Почему я не встаю, не топаю ногами, не даю ему пощечину? Не хлопаю дверью, в конце концов? Где мои вопли: «Ты в своем уме?! Ты сам понял, что сейчас сказал?! Женщине, с которой у тебя связь, заявить прямой речью, что она – проходная фигура, временная история?!» Где мои выкрики справедливости? Застряли в горле. Вместо них я тычусь невидящим взглядом в огонь, не дыша, не шевелясь, боясь обрушить кипяток негодования в сторону сидящего рядом.
Почти как Хасан, почти. Тот терпеливым будет до конца, скорбная любящая овечка. Не стоит он этого, Хасан, дорогой, не стоит! Твой друг Али предал тебя, и не друг он тебе вовсе. Он – твой хозяин, а ты – его слуга.

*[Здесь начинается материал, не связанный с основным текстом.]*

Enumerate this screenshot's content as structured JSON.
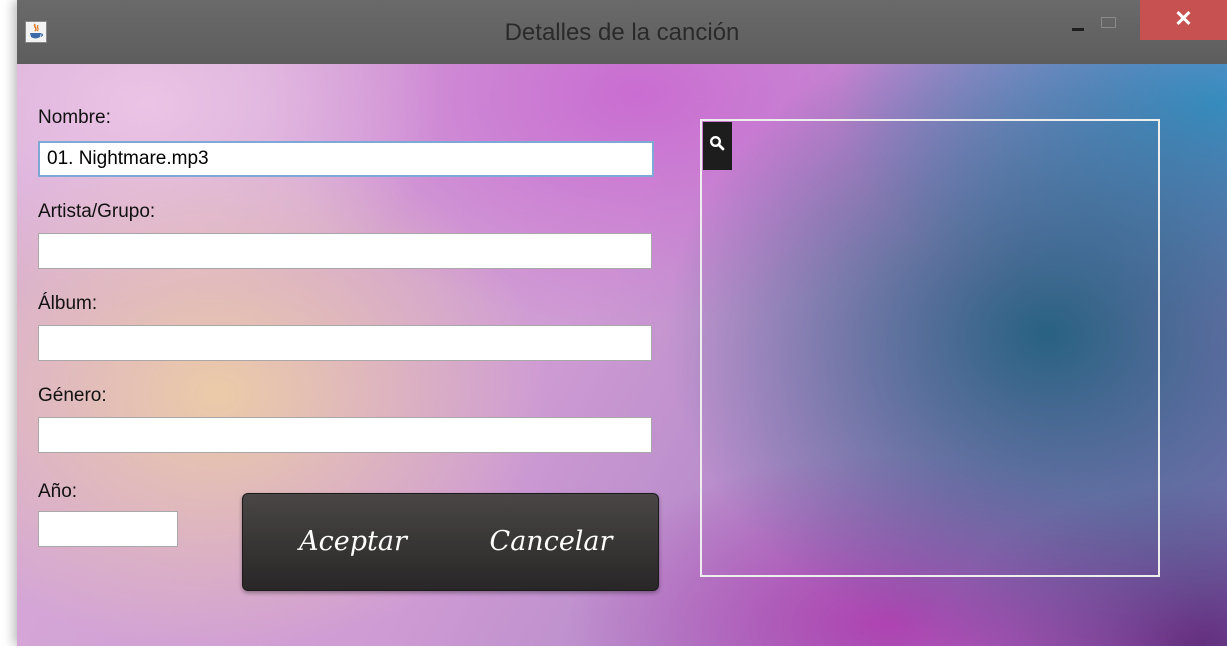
{
  "window": {
    "title": "Detalles de la canción",
    "close_glyph": "✕",
    "icons": {
      "app": "java-cup-icon",
      "minimize": "minimize-icon",
      "maximize": "maximize-icon",
      "close": "close-icon"
    }
  },
  "form": {
    "nombre_label": "Nombre:",
    "nombre_value": "01. Nightmare.mp3",
    "artista_label": "Artista/Grupo:",
    "artista_value": "",
    "album_label": "Álbum:",
    "album_value": "",
    "genero_label": "Género:",
    "genero_value": "",
    "anio_label": "Año:",
    "anio_value": ""
  },
  "buttons": {
    "accept_label": "Aceptar",
    "cancel_label": "Cancelar"
  },
  "artwork": {
    "search_icon": "search-icon"
  },
  "colors": {
    "titlebar": "#626262",
    "close_button": "#c75050",
    "button_panel": "#333030",
    "focus_border": "#7ea8d6"
  }
}
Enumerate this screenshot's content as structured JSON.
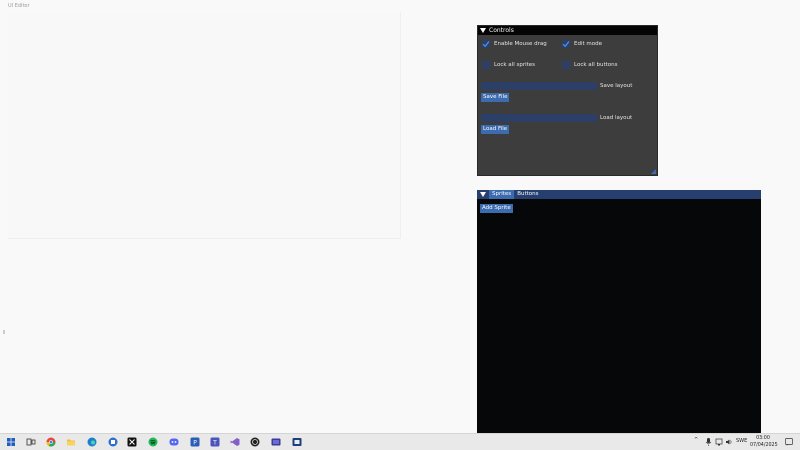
{
  "app": {
    "title": "UI Editor"
  },
  "controls": {
    "header": "Controls",
    "enable_mouse_drag": {
      "label": "Enable Mouse drag",
      "checked": true
    },
    "edit_mode": {
      "label": "Edit mode",
      "checked": true
    },
    "lock_all_sprites": {
      "label": "Lock all sprites",
      "checked": false
    },
    "lock_all_buttons": {
      "label": "Lock all buttons",
      "checked": false
    },
    "save_layout_label": "Save layout",
    "save_file_button": "Save File",
    "load_layout_label": "Load layout",
    "load_file_button": "Load File"
  },
  "sprites_panel": {
    "tabs": [
      {
        "label": "Sprites",
        "active": true
      },
      {
        "label": "Buttons",
        "active": false
      }
    ],
    "add_sprite_button": "Add Sprite"
  },
  "taskbar": {
    "apps": [
      "windows-icon",
      "task-view-icon",
      "chrome-icon",
      "file-explorer-icon",
      "edge-icon",
      "app-icon",
      "capcut-icon",
      "spotify-icon",
      "discord-icon",
      "app-icon",
      "teams-icon",
      "visual-studio-icon",
      "unity-icon",
      "app-icon",
      "app-icon"
    ],
    "language": "SWE",
    "time": "03:00",
    "date": "07/04/2025"
  },
  "colors": {
    "accent": "#3c6bb0",
    "panel_bg": "#3d3d3d",
    "checkbox_bg": "#2c3f66",
    "tab_bar": "#263f6f"
  }
}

У дона Алехандро пятьдесят гектаров леса, пара домов для сдачи в аренду, дорога гравия и Волга. Я купаюсь в Волге, она тихо разливается вдоль невысоких душистых лугов, по реке плывут лодки, корабли и мои мысли. Я думаю о том, что широко мне только здесь, в глубокой рыбьей воде под открытым сине-белым небом. Там, на суше, приходится протискиваться в жизнь дона Алехандро бочком, как на его крошечную темную кухню. Приходится играть в песок социальных значимостей. Там мне сразу и многословно затем объясняли, что физтех – это Олимп, а все остальные – плебеи. Мне скучно. Я люблю Афину Палладу и не люблю зевсовы претензии на гегемонию.

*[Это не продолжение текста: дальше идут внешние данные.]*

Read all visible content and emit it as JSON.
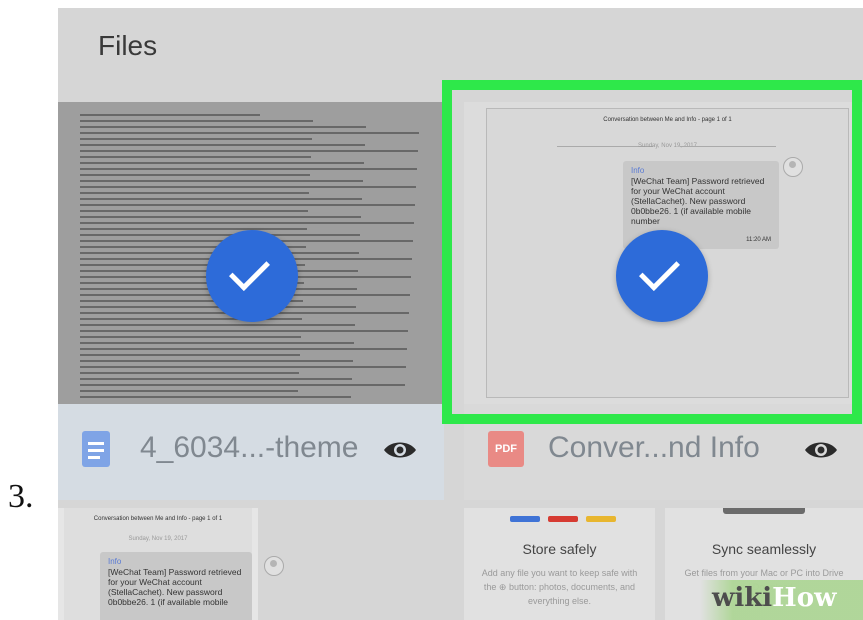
{
  "step_number": "3.",
  "app": {
    "title": "Files",
    "files": [
      {
        "name": "4_6034...-theme",
        "type": "doc",
        "selected": true
      },
      {
        "name": "Conver...nd Info",
        "type": "pdf",
        "type_label": "PDF",
        "selected": true,
        "highlighted": true
      }
    ],
    "preview": {
      "heading": "Conversation between Me and Info - page 1 of 1",
      "date": "Sunday, Nov 19, 2017",
      "sender": "Info",
      "message": "[WeChat Team] Password retrieved for your WeChat account (StellaCachet). New password 0b0bbe26. 1 (if available mobile number",
      "time": "11:20 AM"
    },
    "bottom_cards": {
      "mini_preview": {
        "heading": "Conversation between Me and Info - page 1 of 1",
        "date": "Sunday, Nov 19, 2017",
        "sender": "Info",
        "message": "[WeChat Team] Password retrieved for your WeChat account (StellaCachet). New password 0b0bbe26. 1 (if available mobile"
      },
      "store": {
        "title": "Store safely",
        "body": "Add any file you want to keep safe with the ⊕ button: photos, documents, and everything else."
      },
      "sync": {
        "title": "Sync seamlessly",
        "body": "Get files from your Mac or PC into Drive and Download"
      }
    }
  },
  "watermark": {
    "part1": "wiki",
    "part2": "How"
  },
  "colors": {
    "selection_border": "#2ee84a",
    "check_circle": "#2d6bd9"
  }
}
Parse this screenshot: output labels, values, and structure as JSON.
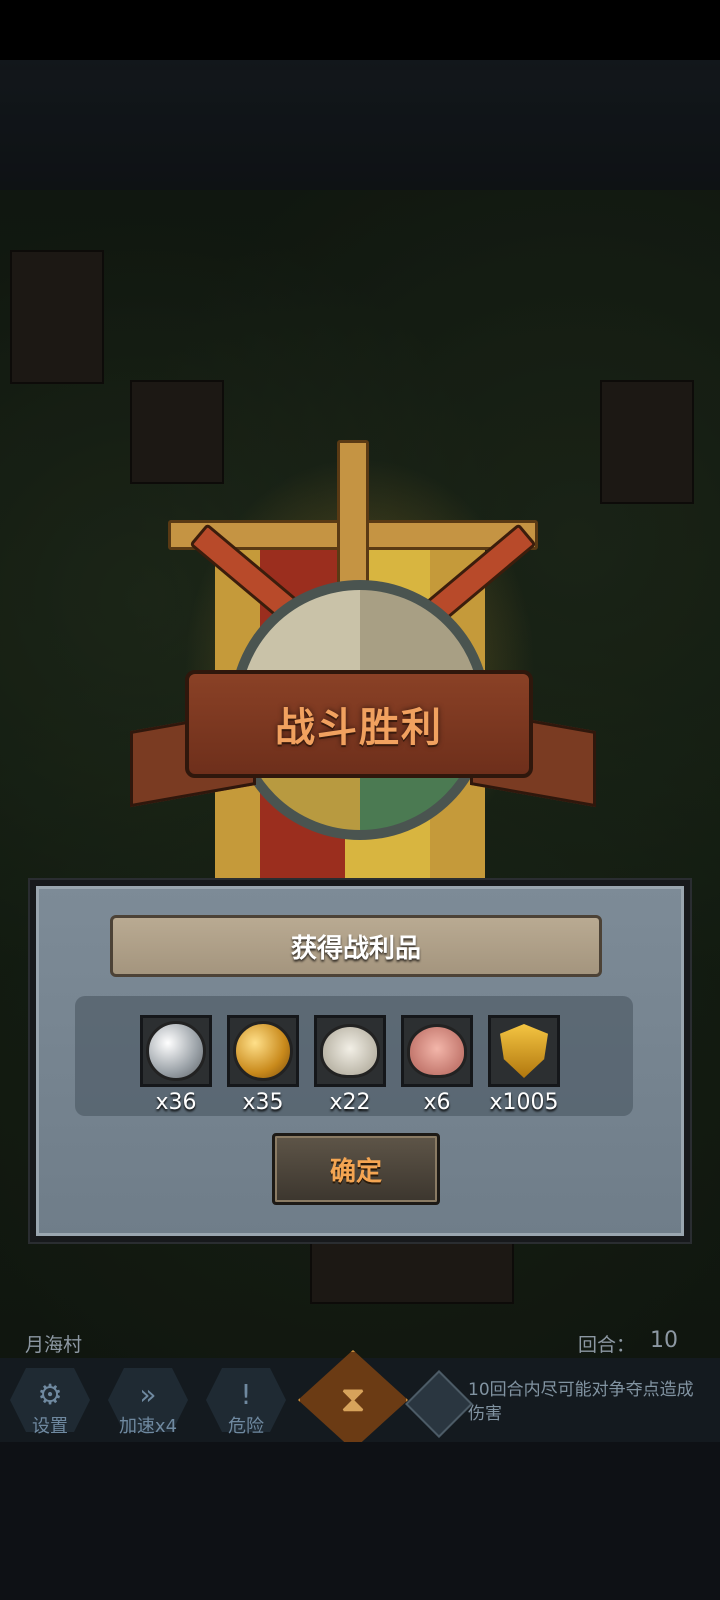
{
  "banner": {
    "title": "战斗胜利"
  },
  "dialog": {
    "title": "获得战利品",
    "rewards": [
      {
        "name": "silver-coin",
        "icon": "silver-coin-icon",
        "qty": "x36"
      },
      {
        "name": "gold-coin",
        "icon": "gold-coin-icon",
        "qty": "x35"
      },
      {
        "name": "sheep",
        "icon": "sheep-icon",
        "qty": "x22"
      },
      {
        "name": "pig",
        "icon": "pig-icon",
        "qty": "x6"
      },
      {
        "name": "honor-crest",
        "icon": "crest-icon",
        "qty": "x1005"
      }
    ],
    "confirm_label": "确定"
  },
  "hud": {
    "village": "月海村",
    "round_label": "回合：",
    "round_value": "10",
    "settings_label": "设置",
    "speed_label": "加速x4",
    "danger_label": "危险",
    "objective": "10回合内尽可能对争夺点造成伤害"
  }
}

Смотрю на свои выкрашенные аметистом ногти. То на ногти – то на средневековую пыль под столом. То на ногти – то на линялые хозяйские шмотки, висящие на деревянных гвоздях. Они пахнут старостью. То на ногти – то на лесу над оконной рамой, с которой свешивается когда-то белая штора. И еще вспоминаю картофельное поле, гектар. И сотка картошки перед домом. Наконец, смеюсь. Думала, у богатых принцев принято ходить с маникюрами-педикюрами. И покрасила ногти на стопах, впервые за последние… двадцать лет жизни. Аметистовый цвет, блестки – оказалось подростково вызывающе. Только так теперь и буду ходить. Среди пыли, барахла и прочей немолодой утвари богатого дона. Аметист – почти в тон к малиновым волосам. Моим малиновым.

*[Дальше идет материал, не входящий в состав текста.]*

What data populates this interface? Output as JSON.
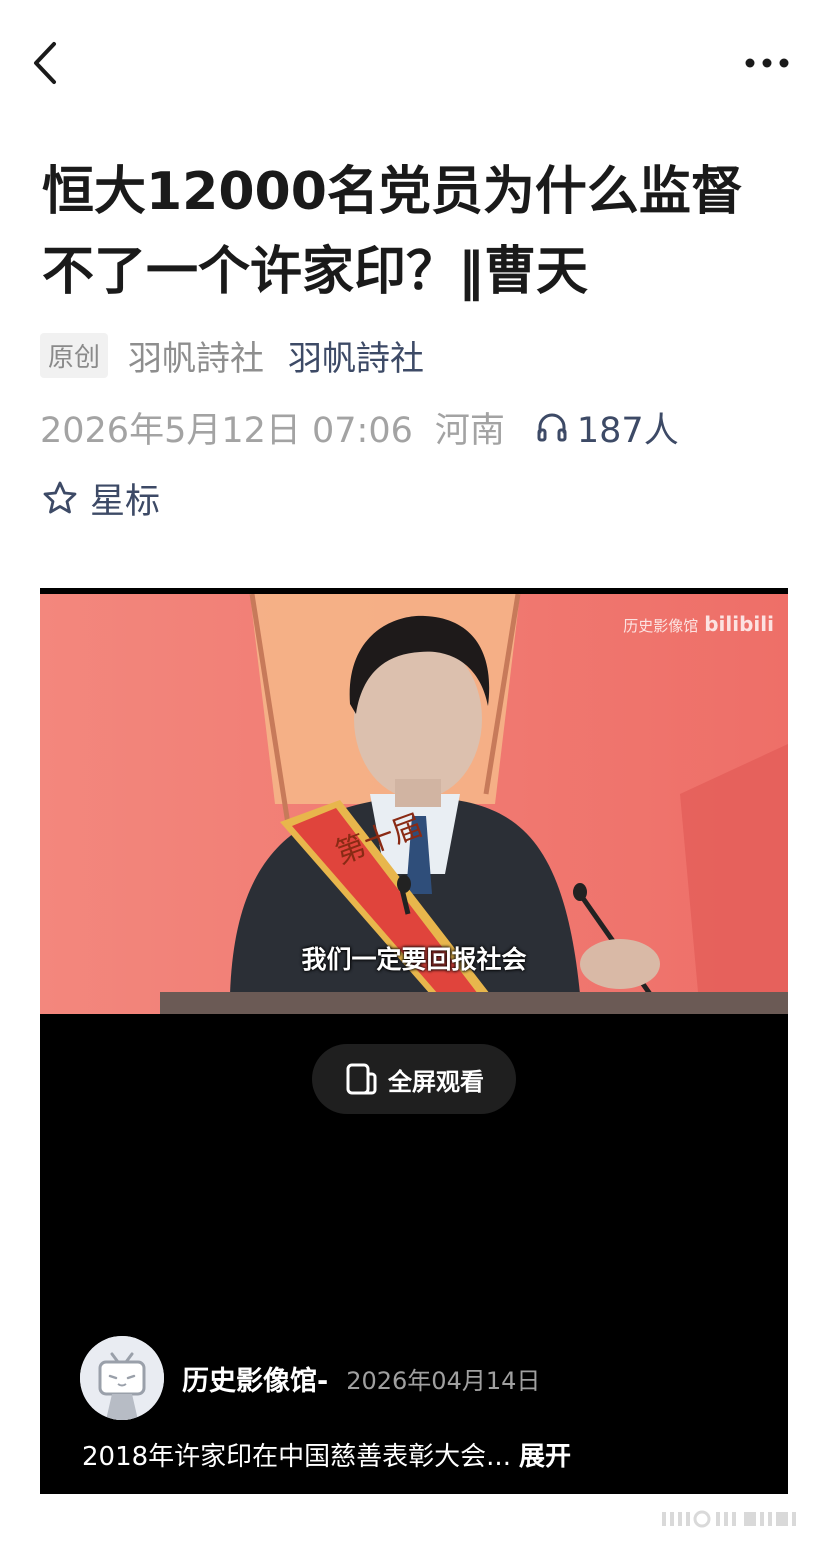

На кухню проползает сквозь невидимую ширму хозяйского запрета черная маленькая кошка. Почти всегда на ее морде сонное выражение, словно подняли посреди глубокого сна и, не дав очухаться, выставили за дверь. Желтые глаза щурятся на свету, я беру на руки черный комок, прижимаю к себе. Мурчит, трется сонной мордой, пищит тоненькое «и» вместо «мяву».